Hence the trampoline park, the drag show, the club.
That was stuff I never would have done before Clay's passing. I would have just kept on hanging in at night, rotting in bed while scrolling my phone endlessly, only really going out to get lunch or dinner with Sage or my brother.
"I have family albums and some personal items in boxes," Brooks said. "Shit I figured you'd want to keep. If you're not ready, I'm gonna throw some things in it. I will get you a key, so you can go through shit when you are ready."
"Okay," I said, head starting to spin.
It was too much.
Being here.
Smelling him.
Seeing the ghost of him all around.
"I… I can't do this," I declared, shooting up, and rushing toward the door before he could even say anything.
I was down the elevator, out the front door, and halfway down the block when Brooks caught up with me.
"Caliana, wait," he called.
But I didn't wait.
I kept walking, using my phone to try to find a ride-share nearby to get me out of here, out of my own mind. Maybe back to the club with Sage. To get lost in the music and the liquor. To be anywhere but in my memories.

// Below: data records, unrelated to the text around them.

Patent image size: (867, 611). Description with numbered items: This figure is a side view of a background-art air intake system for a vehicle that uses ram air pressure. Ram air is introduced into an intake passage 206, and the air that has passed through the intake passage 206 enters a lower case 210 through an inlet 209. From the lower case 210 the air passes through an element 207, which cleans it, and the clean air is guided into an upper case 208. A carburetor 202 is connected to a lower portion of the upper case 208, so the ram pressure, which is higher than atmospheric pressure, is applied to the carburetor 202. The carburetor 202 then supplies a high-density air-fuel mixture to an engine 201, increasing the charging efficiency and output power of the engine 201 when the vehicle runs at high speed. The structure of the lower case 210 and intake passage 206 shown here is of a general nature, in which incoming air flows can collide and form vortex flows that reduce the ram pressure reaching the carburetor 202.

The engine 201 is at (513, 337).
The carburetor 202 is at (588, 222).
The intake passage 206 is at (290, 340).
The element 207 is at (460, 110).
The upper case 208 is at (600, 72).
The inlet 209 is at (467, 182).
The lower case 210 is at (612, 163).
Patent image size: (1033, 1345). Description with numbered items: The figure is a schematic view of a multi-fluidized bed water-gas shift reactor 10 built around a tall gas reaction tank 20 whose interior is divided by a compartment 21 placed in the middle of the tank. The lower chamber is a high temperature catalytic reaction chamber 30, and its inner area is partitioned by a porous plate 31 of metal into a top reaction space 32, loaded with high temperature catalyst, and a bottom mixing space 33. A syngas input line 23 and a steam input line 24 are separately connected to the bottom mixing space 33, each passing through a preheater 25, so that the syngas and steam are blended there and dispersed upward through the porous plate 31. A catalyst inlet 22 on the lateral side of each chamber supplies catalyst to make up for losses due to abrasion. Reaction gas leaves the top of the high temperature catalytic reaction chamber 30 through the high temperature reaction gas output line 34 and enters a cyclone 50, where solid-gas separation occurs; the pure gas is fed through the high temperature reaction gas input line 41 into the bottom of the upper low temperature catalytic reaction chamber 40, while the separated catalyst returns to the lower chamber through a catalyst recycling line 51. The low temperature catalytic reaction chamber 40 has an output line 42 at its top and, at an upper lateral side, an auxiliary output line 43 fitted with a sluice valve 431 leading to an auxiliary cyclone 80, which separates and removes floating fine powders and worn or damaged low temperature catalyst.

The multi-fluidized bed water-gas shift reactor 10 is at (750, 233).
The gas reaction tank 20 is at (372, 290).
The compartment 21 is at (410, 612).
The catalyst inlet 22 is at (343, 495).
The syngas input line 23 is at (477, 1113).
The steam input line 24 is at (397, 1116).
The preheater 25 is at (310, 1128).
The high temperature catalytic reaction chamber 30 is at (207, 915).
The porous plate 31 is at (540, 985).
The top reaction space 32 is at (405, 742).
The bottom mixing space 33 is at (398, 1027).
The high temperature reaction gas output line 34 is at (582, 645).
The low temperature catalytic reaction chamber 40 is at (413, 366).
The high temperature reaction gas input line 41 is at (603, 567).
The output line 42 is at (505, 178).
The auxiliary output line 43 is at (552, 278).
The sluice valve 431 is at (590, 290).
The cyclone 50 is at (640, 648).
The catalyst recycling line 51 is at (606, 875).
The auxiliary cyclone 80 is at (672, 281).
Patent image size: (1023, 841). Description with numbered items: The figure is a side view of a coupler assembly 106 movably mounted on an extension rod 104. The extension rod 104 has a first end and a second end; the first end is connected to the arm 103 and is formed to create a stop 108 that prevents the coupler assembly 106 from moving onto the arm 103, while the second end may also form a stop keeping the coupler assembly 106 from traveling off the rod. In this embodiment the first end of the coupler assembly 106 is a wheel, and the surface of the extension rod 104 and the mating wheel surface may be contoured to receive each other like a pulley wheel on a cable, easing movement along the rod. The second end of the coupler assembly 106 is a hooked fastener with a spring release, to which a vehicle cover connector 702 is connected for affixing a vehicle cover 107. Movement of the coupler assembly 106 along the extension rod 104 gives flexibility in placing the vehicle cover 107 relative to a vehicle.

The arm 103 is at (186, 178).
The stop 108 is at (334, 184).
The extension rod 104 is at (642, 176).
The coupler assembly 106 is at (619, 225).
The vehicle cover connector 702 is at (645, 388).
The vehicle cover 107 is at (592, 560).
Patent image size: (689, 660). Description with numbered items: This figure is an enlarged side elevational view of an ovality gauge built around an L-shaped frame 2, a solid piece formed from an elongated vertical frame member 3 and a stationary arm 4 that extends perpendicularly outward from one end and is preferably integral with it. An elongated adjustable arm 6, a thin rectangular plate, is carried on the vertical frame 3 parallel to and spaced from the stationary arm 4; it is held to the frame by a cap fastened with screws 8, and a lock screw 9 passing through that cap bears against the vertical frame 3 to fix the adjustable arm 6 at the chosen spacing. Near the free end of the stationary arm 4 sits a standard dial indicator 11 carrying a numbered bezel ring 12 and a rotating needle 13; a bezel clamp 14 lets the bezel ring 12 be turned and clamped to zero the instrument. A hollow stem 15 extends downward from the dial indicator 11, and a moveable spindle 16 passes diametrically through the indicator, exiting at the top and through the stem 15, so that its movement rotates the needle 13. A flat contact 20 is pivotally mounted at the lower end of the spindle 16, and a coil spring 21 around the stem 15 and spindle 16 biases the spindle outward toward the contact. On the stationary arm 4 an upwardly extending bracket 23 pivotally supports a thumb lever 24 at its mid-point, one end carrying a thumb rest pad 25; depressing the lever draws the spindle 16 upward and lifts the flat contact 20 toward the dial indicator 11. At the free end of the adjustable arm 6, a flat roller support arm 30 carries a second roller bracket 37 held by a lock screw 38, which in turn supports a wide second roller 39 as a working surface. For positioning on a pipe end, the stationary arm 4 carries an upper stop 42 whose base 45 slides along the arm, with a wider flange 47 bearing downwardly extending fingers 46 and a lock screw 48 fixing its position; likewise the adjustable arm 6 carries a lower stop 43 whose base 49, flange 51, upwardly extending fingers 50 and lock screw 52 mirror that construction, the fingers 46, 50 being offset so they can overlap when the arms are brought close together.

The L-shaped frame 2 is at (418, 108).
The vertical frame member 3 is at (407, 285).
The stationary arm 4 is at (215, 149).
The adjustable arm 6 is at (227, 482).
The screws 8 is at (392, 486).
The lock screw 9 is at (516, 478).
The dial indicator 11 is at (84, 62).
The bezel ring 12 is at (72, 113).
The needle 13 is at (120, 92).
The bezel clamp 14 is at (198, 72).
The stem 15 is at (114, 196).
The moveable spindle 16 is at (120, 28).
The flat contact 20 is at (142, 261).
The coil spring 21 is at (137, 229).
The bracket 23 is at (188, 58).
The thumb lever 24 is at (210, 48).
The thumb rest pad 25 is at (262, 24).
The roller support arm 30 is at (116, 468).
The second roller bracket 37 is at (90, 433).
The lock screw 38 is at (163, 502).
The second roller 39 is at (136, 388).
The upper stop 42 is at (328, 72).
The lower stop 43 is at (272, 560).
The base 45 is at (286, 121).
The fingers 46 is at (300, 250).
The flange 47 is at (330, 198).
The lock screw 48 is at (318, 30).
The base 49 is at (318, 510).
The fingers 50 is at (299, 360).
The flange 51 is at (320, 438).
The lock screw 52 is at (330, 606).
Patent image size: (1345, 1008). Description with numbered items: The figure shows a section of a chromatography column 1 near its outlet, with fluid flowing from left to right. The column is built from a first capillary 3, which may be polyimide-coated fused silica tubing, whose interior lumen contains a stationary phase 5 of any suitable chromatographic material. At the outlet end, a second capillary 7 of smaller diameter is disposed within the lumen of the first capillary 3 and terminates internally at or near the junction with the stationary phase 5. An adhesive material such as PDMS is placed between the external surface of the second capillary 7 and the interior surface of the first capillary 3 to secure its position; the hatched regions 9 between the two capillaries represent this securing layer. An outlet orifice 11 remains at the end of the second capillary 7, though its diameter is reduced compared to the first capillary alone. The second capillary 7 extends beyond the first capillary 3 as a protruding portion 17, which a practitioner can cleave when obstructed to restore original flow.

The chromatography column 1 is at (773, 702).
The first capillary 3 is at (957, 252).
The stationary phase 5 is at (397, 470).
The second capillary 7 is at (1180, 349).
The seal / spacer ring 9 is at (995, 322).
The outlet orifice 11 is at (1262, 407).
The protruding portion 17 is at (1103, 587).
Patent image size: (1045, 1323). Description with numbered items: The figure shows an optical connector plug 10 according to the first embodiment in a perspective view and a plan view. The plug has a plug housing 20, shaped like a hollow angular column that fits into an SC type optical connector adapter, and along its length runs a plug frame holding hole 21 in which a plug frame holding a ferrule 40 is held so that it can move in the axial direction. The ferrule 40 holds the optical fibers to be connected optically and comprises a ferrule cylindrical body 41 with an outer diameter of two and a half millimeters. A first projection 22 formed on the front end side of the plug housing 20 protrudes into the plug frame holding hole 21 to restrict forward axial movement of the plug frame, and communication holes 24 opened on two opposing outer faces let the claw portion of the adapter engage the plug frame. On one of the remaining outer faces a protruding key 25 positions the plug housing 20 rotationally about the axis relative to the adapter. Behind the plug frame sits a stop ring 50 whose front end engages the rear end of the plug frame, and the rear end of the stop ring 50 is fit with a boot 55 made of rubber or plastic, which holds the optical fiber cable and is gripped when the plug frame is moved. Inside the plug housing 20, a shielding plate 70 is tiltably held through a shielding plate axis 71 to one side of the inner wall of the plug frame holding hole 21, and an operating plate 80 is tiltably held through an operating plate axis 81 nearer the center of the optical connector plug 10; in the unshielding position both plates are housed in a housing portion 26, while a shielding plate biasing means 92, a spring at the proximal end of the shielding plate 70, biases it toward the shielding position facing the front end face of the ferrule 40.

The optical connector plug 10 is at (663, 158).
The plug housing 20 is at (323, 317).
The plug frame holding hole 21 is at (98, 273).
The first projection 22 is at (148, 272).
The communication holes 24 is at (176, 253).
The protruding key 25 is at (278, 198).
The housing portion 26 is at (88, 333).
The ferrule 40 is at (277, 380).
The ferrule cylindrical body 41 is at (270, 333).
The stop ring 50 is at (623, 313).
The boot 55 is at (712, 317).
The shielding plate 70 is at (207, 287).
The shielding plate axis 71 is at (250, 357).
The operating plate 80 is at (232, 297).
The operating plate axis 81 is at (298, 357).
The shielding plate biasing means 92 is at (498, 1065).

"Cali, what the fuck?" he asked, grabbing my elbow, pulling me to a stop, then moving in front of me. "What the fuck is wrong with you?" he asked, squinting at me like he didn't even recognize me anymore.
"Leave me alone, Brooks," I said, voice sounding suddenly so tired. I felt it in my bones.
"I can't," he reminded me.
"Oh, for god's sake," I scoffed, shaking my head. "You haven't seen Clay in years, and you're acting like you are honor-bound to watch me now that he's gone?"
"He wanted—"
"And he's not here anymore!" I snapped, voice dangerously close to yelling.
I had to get out of here.
I was losing it.
And if there was one person I didn't want to have a panic attack in front of, it was Brooks.
"Cali…"
"I don't need a babysitter, Brooks. I've been managing on my own. I will continue to manage on my own. I don't need you. Leave me the hell alone."
With that, I whipped past him, rushing down the block.
I waited until I was around the corner to lean back against the wall of a building and start gasping for air.
He didn't chase after me.
And as I lost my shit and waited on my ride, I tried to pretend that I was happy about that fact.
Even if some needy, stupid, girlish part of me wished he had.
Not that it mattered.
I wasn't going to see him again anyway.